The primary objective was to investigate the usefulness of nutritional assessment indicators in predicting treatment discontinuation due to AEs from PARPi.
This multicenter retrospective study included patients diagnosed with ovarian cancer who received maintenance therapy with PARPi from January 2018 to December 2023. PNI, CONUT score, and mGPS were calculated based on hematological parameters measured within 7 days before the start of PARPi therapy.

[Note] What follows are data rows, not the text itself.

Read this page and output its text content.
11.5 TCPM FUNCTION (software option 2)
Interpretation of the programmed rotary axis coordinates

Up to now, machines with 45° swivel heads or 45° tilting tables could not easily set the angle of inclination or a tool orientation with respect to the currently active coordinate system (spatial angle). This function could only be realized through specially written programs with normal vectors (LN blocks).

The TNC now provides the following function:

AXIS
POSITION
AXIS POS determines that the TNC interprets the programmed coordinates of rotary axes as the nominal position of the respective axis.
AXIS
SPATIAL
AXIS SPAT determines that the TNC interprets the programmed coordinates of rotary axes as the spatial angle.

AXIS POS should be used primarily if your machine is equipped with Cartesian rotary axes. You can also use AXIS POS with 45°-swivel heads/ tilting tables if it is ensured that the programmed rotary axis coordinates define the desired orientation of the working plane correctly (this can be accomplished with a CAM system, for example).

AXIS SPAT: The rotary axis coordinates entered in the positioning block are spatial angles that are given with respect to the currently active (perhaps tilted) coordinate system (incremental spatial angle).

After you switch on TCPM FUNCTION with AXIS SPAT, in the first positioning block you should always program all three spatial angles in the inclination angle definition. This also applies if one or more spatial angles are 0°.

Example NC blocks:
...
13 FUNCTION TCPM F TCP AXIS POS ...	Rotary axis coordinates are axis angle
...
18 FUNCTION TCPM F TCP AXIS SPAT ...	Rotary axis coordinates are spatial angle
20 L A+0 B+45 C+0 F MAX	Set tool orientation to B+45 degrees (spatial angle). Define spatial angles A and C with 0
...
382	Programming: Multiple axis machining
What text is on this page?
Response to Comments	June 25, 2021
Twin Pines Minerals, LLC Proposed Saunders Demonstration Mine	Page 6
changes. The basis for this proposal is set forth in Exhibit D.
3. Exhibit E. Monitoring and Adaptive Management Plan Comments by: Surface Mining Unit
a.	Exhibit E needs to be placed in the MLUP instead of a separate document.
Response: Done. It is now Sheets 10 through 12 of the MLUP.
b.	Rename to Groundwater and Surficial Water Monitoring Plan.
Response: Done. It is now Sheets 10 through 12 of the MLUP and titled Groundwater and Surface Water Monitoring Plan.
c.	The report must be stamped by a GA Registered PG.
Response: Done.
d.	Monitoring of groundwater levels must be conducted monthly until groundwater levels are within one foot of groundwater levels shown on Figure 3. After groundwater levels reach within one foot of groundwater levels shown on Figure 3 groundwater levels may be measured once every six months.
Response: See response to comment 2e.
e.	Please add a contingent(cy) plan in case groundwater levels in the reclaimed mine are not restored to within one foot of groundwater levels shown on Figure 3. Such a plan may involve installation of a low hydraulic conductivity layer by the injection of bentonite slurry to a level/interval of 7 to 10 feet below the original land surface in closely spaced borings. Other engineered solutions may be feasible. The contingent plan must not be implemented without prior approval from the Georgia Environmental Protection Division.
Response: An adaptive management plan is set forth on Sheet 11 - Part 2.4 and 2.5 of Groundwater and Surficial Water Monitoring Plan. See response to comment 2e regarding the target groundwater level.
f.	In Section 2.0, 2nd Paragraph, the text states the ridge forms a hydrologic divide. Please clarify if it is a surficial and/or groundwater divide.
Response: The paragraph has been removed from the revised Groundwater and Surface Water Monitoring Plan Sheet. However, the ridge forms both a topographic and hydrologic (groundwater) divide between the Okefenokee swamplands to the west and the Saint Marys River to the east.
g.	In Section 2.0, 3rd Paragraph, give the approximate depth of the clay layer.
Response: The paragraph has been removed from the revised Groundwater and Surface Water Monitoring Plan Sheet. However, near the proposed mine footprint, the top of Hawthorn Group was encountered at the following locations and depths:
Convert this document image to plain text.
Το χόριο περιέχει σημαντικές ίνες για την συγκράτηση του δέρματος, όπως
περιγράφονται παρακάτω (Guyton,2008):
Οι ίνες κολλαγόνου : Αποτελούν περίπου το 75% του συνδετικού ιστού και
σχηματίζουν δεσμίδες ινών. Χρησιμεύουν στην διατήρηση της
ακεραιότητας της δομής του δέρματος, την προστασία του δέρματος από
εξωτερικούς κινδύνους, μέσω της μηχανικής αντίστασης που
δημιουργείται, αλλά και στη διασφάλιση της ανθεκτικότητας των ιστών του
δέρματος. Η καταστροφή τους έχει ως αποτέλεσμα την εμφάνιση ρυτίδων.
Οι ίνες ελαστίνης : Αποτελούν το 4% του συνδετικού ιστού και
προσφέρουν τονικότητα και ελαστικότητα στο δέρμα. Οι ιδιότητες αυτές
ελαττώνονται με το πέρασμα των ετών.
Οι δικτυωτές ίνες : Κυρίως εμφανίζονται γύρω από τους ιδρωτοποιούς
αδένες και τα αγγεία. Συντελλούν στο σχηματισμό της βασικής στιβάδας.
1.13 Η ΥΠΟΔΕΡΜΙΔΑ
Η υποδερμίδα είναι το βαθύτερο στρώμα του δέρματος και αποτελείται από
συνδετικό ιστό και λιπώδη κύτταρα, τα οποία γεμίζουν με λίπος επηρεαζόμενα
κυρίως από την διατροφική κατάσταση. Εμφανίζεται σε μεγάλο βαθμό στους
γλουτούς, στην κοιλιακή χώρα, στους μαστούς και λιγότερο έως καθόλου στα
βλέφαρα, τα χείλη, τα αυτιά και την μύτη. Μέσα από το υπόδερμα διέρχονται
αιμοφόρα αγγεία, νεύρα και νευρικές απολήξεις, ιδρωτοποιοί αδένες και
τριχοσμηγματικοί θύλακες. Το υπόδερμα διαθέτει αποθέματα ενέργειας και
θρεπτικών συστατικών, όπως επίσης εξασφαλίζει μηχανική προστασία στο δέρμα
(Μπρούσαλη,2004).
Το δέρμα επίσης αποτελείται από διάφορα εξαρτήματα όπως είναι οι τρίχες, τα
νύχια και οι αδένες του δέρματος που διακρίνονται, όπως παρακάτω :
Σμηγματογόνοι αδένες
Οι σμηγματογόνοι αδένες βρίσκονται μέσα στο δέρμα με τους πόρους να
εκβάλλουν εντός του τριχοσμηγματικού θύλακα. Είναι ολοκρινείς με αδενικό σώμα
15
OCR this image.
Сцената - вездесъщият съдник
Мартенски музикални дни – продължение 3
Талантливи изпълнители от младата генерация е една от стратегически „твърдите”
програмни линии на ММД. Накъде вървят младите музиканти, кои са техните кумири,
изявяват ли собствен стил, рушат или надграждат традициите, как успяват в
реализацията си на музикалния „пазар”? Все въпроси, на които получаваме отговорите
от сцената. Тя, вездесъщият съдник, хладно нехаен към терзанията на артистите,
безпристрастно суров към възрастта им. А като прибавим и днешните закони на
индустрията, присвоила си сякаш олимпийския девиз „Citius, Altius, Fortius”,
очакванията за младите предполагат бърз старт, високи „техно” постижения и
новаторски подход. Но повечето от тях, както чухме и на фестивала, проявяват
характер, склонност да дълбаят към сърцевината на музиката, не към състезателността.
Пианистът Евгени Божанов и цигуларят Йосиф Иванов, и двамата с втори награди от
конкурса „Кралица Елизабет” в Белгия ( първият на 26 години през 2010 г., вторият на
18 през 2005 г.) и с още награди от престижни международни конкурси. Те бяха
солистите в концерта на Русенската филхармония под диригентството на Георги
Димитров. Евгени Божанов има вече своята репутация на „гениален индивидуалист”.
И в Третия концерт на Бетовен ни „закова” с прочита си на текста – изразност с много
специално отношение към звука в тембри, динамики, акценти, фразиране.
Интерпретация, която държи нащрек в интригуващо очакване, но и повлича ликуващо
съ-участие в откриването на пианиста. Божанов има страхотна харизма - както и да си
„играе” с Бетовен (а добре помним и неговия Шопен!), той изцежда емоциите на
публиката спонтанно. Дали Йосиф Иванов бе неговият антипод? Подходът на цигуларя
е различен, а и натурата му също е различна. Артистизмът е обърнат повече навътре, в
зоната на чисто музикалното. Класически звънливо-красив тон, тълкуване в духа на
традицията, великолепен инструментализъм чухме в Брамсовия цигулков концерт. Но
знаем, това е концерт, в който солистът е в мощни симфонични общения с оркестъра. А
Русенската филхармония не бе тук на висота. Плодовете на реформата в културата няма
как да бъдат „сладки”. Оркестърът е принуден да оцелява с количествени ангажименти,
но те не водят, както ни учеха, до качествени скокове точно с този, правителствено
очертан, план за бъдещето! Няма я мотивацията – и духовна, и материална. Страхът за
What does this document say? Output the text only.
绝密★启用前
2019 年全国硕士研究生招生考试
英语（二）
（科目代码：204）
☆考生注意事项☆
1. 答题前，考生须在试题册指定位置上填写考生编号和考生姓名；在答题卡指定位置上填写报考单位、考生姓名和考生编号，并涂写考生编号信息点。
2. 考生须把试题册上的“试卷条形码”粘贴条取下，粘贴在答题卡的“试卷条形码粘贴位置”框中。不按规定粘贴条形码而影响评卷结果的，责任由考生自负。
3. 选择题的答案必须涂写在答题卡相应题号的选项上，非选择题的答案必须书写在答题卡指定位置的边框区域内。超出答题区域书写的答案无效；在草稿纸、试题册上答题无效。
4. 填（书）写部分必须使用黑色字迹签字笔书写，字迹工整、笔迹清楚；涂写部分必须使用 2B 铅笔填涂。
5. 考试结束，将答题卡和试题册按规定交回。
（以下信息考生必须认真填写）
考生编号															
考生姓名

A total of 272 patients received maintenance therapy with PARPi during the period, but due to the absence of the blood collection of albumin levels within one week or other exclusion criteria, 71 patients were finally included in this analysis. AEs were seen in 59 patients (83.1%), including 25 (35.2%) severe events (grade ≥3 in Common Terminology Criteria for Adverse Events v5.0). Eighteen patients (25.4%) discontinued treatment due to PARPi-related AEs. Low PNI (<48.44) and high mGPS (≥1) were predictors of treatment discontinuation in both univariate and multivariate analyses. CONUT was not a significant predictor in this study.
Our study suggested that PNI and mGPS can predict the risk of treatment discontinuation due to PARPi-related AEs before starting maintenance therapy. This insight opens avenues for more personalized treatment plans, potentially improving patient outcomes.
营养状况是影响治疗毒性的一个重要因素。据报道,诸如预后营养指数(PNI)、控制营养状况(CONUT)评分和改良格拉斯哥预后评分(mGPS)等营养评估指标与各种恶性肿瘤的治疗相关不良事件(AE)有关。然而,目前尚无关于营养状况与聚(ADP-核糖)聚合酶(PARP)抑制剂(PARPi)所致不良事件之间关系的报道,PARPi近年来被广泛用作卵巢癌的维持治疗药物。
主要目的是研究营养评估指标在预测因PARPi所致不良事件而停药方面的有效性。
这项多中心回顾性研究纳入了2018年1月至2023年12月期间接受PARPi维持治疗的卵巢癌患者。根据PARPi治疗开始前7天内测得的血液学参数计算PNI、CONUT评分和mGPS。
在此期间共有272例患者接受了PARPi维持治疗,但由于一周内未采集白蛋白水平或存在其他排除标准,最终71例患者纳入本分析。59例患者(83.1%)出现不良事件,其中25例(35.2%)为严重事件(不良事件通用术语标准v5.0中≥3级)。18例患者(25.4%)因PARPi相关不良事件停药。在单因素和多因素分析中,低PNI(<48.44)和高mGPS(≥1)是停药的预测因素。在本研究中,CONUT不是一个显著的预测因素。
我们的研究表明,PNI和mGPS可以在开始维持治疗前预测因PARPi相关不良事件而停药的风险。这一见解为制定更个性化的治疗方案开辟了途径,可能改善患者预后。